L'amendement du rapporteur général des finances, Albéric de Montgolfier (Les Républicains), adopté par les sénateurs le 25 novembre 2017 demande ainsi de «supprimer intégralement l'ISF». «Vous aviez fait les trois quarts du chemin, nous allons vous aider à aller au bout de la route», a ironisé lors du vote le même Albéric de Montgolfier.
La majorité sénatoriale s'oppose par ailleurs à la proposition du gouvernement de remplacer l'ISF par un nouvel impôt sur la fortune immobilière (IFI), estimant qu'il découragerait les investissements dans l'immobilier. «Le seul message qui restera de la création de cet impôt, c'est : "n'investissez pas dans la pierre"», a martelé Jean-François Rapin, sénateur républicain du Pas-de-Calais.
Arbitrages budgétaires délicats
L'initiative du Sénat restera toutefois sans doute un baroud d'honneur, puisque le texte, dans le cadre de la navette parlementaire, reviendra devant l'Assemblée nationale en décembre 2017. Pour autant, le contre-temps vient compliquer encore un peu l'adoption de la loi de Finances pour 2018 et souligner sa fragilité. Outre la réforme de la taxe d'habitation, qui devrait priver les communes d'un peu plus de 9,5 milliards d'euros, celle de l'ISF représente pour le budget de l'Etat un manque à gagner de près de 3,2 milliards d'euros sur les 5 milliards que cet impôt a fait rentrer dans les caisses en 2016.

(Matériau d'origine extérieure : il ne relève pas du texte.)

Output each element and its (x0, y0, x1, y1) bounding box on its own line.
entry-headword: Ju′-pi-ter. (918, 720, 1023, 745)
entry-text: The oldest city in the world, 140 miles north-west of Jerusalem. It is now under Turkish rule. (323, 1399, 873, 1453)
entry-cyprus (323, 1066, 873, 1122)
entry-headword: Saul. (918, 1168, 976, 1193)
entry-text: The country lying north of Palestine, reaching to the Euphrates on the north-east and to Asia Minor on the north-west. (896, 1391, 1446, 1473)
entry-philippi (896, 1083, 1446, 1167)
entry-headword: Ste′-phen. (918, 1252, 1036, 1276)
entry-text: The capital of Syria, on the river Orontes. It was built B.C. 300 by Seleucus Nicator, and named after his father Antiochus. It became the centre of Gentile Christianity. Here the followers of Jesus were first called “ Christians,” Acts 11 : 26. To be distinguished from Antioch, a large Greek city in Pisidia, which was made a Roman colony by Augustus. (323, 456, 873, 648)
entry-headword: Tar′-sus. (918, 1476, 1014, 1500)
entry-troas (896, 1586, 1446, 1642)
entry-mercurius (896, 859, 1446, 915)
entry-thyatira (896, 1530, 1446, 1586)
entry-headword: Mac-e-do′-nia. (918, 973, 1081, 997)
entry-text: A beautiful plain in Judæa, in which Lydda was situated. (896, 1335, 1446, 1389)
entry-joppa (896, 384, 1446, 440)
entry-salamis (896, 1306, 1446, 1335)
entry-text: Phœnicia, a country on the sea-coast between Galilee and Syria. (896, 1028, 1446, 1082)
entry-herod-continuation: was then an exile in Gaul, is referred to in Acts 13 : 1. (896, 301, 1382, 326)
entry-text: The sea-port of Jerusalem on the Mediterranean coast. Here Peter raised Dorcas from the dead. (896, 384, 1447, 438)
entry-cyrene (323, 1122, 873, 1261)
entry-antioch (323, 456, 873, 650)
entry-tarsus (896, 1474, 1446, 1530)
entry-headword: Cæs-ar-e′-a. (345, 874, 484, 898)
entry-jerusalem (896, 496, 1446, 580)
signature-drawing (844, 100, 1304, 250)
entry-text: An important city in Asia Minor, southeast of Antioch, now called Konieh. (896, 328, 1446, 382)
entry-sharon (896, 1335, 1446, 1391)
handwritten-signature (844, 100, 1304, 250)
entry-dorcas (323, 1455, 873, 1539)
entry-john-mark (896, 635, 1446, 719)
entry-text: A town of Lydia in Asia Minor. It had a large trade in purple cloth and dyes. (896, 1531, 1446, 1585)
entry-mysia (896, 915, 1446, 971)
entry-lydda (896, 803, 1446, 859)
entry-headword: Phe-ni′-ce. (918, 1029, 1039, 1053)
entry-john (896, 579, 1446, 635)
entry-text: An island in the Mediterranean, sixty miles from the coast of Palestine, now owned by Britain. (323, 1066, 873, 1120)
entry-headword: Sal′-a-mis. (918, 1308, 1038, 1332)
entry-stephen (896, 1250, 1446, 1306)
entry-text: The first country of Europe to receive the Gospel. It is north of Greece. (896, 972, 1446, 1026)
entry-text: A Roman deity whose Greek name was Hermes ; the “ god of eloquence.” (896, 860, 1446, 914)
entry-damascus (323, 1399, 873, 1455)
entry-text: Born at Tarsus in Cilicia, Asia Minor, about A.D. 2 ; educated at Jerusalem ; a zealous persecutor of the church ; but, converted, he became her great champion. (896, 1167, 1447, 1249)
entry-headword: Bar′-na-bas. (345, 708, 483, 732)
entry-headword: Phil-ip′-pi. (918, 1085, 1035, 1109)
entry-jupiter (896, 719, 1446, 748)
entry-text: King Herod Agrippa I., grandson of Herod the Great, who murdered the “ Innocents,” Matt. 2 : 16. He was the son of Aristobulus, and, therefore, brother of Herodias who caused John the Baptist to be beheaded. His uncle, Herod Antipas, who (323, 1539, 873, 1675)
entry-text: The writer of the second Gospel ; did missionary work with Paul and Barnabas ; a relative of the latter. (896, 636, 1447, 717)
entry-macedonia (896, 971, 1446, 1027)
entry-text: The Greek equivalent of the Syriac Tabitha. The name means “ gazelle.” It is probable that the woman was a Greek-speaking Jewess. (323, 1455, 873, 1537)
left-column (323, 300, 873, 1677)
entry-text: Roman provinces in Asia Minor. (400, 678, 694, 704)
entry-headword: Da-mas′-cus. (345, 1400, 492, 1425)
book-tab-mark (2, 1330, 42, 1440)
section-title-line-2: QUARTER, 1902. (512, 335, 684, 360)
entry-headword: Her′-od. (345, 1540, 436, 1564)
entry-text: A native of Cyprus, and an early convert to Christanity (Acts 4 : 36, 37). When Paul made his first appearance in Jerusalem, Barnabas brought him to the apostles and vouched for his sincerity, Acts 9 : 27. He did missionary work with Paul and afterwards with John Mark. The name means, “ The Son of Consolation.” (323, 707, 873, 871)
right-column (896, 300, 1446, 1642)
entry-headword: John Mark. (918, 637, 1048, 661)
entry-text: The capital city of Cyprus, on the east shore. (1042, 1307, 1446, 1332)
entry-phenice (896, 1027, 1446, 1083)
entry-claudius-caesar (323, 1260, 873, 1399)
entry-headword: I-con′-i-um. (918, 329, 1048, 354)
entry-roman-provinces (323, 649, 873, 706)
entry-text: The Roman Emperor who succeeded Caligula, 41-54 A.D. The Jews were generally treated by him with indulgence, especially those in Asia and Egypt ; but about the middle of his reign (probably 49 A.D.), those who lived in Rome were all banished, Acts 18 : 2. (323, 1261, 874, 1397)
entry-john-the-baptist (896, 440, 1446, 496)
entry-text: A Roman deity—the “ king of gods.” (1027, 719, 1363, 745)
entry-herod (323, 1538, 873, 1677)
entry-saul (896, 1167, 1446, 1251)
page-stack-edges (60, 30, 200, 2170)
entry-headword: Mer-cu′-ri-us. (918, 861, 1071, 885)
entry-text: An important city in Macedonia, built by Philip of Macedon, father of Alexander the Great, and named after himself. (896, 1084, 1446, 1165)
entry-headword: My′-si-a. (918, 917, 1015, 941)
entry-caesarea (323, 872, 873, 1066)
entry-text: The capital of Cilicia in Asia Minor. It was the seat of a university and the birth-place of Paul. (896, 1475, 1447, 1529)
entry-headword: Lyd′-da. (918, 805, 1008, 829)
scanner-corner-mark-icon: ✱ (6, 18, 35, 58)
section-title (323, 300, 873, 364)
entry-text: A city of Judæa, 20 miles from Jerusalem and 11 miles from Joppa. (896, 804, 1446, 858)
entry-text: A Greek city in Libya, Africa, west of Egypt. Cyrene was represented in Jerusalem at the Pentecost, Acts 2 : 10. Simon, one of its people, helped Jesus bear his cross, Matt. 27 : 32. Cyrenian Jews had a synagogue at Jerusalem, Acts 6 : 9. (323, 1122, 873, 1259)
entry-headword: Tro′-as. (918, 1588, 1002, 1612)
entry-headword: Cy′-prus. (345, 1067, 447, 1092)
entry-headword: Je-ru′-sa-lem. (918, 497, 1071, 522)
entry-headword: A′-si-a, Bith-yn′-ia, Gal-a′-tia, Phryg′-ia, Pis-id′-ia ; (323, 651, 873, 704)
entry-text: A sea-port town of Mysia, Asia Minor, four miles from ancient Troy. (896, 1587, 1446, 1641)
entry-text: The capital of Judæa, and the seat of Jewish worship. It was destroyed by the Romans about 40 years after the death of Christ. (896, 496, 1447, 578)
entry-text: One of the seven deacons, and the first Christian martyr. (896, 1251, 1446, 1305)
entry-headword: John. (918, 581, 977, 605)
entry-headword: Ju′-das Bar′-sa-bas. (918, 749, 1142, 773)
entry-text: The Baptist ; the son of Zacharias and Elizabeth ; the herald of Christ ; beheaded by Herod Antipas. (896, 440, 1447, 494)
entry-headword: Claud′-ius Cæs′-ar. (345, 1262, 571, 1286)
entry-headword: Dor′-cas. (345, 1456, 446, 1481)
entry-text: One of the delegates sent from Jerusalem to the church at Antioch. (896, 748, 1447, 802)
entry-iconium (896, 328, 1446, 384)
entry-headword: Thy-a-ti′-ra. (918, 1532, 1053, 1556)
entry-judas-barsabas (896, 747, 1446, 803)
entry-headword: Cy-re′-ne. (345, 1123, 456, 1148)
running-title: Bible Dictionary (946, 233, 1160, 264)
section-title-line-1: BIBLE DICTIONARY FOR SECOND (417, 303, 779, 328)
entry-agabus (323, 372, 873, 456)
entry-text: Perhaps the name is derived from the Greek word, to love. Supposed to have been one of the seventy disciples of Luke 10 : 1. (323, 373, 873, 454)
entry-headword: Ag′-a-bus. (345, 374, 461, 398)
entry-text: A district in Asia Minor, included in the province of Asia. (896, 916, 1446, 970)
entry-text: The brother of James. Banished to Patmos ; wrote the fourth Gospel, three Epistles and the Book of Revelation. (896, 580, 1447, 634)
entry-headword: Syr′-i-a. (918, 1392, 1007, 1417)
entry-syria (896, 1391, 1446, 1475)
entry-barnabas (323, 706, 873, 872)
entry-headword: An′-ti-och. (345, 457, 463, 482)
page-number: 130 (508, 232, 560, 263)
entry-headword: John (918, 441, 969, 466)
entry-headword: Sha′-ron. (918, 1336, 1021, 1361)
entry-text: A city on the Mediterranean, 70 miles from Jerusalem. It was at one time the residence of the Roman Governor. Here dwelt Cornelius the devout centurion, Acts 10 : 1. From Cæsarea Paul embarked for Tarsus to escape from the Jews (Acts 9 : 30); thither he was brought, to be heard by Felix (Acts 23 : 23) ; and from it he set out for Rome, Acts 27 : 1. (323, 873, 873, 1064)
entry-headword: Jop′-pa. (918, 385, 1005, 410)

L'Union européenne – qui a un droit de regard sur le budget des Etats membres depuis l'entrée en vigueur le 1er janvier 2013 du pacte budgétaire européen (TSCG) – a d'ailleurs fait part de ses inquiétudes le 22 novembre dernier. Paradoxalement, alors qu'Emmanuel Macron et son gouvernement s'efforcent de produire une loi de finances dont le but est de contenir le déficit budgétaire sous la «règle d'or» des 3% du produit intérieur brut (PIB) français (comme l'exige Bruxelles), la Commission européenne s'est alarmée d'un «écart important» entre le budget de la France pour 2018 et la «trajectoire d'ajustement requise».
Entre cadeaux fiscaux d'un côté, baisse des APL et hausse de la CSG de l'autre, le gouvernement d'Edouard Philippe suit une ligne de crête bien étroite.